One character, in true Life of Brian-style, browses the net for left-wing web sites and comes across the Fourth International, the Fifth International, the Lost International and the International Committee for the Reconstruction of the Libertarian International. There is also a character called Bernstein, who earns a living selling left-wing memorabilia, and is the only living person able to explain the splits.

McLeod's second novel, The Stone Canal, is part of the same future history, half set in the present and half in the future. It is the story of an anarchist, Jon Wilde, who founds the Space and Freedom Movement at the time of humanity's expansion into space, promoting his vision of anarchism in artificial space habitats. His ally turned adversary is Dave Reid, a Trotskyist who becomes a capitalist, whom he encounters again in a future incarnation in another star system.

Again, this book contains scenes familiar to anyone on the left. One scene describes a peace demo in the 1980s: "The Spartacist, a scrawny lad in a knit cap and lumber jacket, saw Reid and turned like a locking-on radar: 'Comrade', he began, stepping forward and moving a bundle of papers into combat position.

"'Oh, piss off', Reid said, barely glancing at him."

The Cassini Division, the third novel in the sequence, is set further into the future, where the left has left Earth altogether and founded the Solar Union in the orbit of Jupiter, a space-bound socialist federation, while Earth has gone backwards, and the capitalists have moved by worm hole to another star system.
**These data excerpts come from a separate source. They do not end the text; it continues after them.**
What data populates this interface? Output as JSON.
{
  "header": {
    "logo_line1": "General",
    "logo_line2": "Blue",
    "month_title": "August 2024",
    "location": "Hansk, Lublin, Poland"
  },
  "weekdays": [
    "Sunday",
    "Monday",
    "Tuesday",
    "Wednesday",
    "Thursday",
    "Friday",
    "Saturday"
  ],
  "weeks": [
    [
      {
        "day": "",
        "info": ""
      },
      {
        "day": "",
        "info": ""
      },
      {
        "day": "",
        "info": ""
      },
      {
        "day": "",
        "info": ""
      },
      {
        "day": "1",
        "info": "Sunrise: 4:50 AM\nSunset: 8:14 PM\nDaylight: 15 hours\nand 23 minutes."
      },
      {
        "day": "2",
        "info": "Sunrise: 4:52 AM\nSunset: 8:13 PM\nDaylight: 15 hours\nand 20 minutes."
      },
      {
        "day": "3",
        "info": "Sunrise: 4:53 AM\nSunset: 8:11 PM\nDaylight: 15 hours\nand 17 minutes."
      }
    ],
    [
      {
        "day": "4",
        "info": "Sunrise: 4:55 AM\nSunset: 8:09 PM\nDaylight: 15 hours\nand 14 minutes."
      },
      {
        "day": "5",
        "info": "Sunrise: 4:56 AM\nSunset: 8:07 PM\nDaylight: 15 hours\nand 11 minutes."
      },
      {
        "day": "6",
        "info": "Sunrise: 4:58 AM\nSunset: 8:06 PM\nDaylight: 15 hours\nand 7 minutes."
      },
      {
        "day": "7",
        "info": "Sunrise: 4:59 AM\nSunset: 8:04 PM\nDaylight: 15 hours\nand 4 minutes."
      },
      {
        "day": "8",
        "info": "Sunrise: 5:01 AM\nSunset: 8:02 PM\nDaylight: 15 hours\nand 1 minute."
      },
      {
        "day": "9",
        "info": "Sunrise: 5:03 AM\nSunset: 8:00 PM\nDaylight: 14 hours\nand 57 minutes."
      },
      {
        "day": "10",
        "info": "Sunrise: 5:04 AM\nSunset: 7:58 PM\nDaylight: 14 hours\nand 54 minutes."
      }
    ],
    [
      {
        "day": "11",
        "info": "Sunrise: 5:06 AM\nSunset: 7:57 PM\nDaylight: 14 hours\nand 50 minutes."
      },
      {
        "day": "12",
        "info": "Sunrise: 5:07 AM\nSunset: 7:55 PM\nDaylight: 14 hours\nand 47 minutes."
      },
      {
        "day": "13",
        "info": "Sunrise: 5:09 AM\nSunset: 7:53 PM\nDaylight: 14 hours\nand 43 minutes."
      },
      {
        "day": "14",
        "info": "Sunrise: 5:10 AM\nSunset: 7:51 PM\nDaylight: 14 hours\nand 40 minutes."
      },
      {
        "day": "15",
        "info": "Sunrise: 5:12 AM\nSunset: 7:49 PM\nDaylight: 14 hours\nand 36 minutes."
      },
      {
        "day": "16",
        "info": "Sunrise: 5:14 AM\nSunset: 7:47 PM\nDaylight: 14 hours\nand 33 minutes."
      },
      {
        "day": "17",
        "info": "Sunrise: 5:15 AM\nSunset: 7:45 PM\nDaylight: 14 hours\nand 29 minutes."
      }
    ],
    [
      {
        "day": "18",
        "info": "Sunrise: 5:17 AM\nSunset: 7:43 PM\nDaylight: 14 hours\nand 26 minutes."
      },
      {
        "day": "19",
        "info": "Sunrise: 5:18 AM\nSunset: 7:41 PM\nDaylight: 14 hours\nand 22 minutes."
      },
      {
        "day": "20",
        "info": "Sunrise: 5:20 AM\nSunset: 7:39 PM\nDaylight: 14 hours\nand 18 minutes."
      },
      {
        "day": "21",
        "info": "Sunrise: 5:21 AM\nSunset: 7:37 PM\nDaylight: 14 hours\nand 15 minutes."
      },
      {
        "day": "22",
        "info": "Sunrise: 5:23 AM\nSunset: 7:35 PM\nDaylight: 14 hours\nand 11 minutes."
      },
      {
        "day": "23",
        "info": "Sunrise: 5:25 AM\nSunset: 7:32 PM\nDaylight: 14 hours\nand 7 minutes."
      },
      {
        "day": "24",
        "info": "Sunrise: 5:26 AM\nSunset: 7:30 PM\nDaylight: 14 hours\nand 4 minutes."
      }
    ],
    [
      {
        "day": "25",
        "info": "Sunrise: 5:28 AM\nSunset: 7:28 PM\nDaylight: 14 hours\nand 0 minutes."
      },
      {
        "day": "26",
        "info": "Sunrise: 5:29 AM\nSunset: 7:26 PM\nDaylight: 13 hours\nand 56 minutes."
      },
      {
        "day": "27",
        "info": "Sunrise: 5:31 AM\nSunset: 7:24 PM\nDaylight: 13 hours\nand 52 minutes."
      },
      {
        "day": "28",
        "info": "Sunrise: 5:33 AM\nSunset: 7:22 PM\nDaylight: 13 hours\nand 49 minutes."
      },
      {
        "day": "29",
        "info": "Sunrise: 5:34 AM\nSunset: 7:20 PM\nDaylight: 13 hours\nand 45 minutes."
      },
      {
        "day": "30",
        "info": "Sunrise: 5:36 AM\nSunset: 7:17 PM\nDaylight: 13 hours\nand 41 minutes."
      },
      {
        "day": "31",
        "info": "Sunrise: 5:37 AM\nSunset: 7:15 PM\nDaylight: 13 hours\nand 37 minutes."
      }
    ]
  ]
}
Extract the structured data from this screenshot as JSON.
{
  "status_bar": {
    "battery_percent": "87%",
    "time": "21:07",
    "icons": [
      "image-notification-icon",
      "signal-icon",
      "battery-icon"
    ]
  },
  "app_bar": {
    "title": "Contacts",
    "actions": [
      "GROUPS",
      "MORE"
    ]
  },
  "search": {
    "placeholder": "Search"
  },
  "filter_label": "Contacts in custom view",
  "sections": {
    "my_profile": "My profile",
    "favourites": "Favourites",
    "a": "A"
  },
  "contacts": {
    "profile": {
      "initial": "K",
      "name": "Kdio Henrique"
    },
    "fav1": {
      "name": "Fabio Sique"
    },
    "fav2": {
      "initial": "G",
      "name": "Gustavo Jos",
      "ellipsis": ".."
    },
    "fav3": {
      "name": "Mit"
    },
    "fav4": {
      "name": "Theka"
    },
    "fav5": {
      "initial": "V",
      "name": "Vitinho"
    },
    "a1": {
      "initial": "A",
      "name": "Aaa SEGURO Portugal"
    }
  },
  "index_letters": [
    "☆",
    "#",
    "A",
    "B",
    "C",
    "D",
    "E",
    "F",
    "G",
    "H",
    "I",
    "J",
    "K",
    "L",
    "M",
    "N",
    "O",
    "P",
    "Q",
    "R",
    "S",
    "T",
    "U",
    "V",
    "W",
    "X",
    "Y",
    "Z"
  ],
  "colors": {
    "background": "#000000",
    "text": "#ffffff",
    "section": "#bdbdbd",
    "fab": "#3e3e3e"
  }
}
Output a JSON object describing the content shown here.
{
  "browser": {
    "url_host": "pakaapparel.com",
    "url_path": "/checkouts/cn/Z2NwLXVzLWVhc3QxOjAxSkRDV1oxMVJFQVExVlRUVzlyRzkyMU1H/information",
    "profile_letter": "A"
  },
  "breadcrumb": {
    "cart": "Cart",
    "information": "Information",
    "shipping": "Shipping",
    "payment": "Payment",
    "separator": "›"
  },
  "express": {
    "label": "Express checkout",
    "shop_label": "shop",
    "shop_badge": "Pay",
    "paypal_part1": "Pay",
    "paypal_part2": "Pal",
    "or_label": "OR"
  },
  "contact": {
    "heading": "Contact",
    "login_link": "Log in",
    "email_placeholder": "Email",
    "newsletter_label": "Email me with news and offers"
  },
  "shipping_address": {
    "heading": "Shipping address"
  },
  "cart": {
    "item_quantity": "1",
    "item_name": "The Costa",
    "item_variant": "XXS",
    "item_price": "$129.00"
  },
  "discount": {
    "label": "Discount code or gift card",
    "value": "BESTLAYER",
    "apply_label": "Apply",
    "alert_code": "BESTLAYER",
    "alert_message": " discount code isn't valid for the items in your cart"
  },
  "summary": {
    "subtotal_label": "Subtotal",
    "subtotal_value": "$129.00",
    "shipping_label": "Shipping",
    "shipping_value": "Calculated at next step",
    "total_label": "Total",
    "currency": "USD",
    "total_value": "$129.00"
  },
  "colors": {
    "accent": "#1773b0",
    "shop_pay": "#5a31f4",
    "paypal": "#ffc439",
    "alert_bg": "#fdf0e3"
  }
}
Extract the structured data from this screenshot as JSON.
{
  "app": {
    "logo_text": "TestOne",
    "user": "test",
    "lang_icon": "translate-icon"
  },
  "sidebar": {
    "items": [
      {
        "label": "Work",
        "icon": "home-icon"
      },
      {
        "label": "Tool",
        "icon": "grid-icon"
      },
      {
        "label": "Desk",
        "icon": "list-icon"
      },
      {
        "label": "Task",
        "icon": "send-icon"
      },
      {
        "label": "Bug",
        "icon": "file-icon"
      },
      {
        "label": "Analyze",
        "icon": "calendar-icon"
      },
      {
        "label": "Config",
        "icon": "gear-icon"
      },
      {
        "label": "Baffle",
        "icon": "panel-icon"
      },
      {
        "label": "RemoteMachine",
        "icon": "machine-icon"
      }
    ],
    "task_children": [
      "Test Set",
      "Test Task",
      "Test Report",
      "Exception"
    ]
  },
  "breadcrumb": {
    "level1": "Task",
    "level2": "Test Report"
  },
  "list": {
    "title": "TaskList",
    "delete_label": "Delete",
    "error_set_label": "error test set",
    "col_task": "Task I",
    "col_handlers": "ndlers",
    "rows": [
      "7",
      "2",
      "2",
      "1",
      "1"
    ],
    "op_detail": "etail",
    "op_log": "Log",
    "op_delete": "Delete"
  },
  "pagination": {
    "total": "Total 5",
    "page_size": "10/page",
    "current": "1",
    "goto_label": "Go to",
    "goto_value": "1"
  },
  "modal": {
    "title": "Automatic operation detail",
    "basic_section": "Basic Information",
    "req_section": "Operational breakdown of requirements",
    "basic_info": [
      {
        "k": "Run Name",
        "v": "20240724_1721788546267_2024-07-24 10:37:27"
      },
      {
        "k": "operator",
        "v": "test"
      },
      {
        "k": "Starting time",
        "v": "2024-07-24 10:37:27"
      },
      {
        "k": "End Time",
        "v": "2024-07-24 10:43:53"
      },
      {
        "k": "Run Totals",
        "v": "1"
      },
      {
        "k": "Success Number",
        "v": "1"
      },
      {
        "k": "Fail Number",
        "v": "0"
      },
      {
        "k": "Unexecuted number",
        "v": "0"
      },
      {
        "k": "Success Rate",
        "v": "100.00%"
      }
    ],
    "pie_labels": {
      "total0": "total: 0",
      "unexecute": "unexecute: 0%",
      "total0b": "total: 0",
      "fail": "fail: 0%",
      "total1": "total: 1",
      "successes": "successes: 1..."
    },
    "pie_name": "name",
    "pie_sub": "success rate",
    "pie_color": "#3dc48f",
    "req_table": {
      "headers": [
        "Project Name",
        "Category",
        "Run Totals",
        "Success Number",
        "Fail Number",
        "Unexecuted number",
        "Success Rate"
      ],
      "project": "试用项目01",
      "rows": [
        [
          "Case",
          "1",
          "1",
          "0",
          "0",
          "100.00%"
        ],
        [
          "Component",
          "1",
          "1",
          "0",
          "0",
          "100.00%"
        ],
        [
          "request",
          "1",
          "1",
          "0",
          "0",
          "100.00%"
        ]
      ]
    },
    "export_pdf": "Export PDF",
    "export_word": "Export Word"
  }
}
The Sky Road covers some of the same ground as The Stone Canal, only through the eyes of a different character. McLeod's latest book, Cosmonaut Keep, is set in a slightly different future, with the same overall theme.

It is the first three novels, however, that are the most political. They are similar, also, to the Culture novels of Iain Banks, which depict a high-tech socialist utopia centuries hence. This is all proof that not all science fiction is reactionary like Star Wars and Starship Troopers.